Methods: In a randomized, double-blind, placebo-controlled clinical trial, we evaluated the effect of a 2-year treatment with nandrolone decanoate (ND) on bone mineral density (BMD) of lumbar spine, femoral neck, and trochanter and on vertebral fracture rate, muscle mass, and hemoglobin levels. Sixty-five osteoporotic women older than 70 years were studied. Thirty-two patients received injections of 50 mg ND, and 33 received placebos every 3 weeks. All patients received 500 mg calcium tablets daily.

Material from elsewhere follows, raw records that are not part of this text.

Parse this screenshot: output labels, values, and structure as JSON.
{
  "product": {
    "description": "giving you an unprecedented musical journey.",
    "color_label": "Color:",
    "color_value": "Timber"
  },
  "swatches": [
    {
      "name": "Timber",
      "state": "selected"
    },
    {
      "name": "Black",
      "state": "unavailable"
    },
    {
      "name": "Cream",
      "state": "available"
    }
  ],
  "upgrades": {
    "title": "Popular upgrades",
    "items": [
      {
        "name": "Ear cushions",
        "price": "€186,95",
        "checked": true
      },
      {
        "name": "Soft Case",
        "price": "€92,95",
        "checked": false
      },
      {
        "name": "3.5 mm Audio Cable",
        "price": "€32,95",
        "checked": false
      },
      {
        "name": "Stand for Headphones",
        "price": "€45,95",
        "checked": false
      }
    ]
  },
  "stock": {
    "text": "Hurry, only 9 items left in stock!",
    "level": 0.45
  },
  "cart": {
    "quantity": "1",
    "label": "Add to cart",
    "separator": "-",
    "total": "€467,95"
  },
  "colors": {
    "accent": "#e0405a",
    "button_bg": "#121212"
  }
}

Results: Compared to baseline, ND increased the BMD of the lumbar spine (3.4% +/- 6.0 and 3.7% +/- 7.4; p < .05) and femoral neck (4.1% +/- 7.3 and 4.7% +/- 8.0; p < .05) after 1 and 2 years, respectively. The BMD of trochanter increased significantly only after the first year (4.8% +/- 9.3, p < .05). Compared to the placebo group, the ND group presented with significantly increased BMD of the trochanter and neck. ND significantly reduced incidence of new vertebral fractures (21% vs 43% in the placebo group; p < .05). ND showed a significant statistical increase in lean body mass after the first (6.2% +/- 5.8; p < .01) and second years (11.9% +/- 29.2; p < .01). In addition, a 2-year treatment with ND significantly increased hemoglobin levels compared to baseline (14.3%; p < .01) and placebo (p < .01).
Conclusions: ND increased BMD, hemoglobin levels, and muscle mass, and reduced the vertebral fracture rate of elderly osteoporotic women.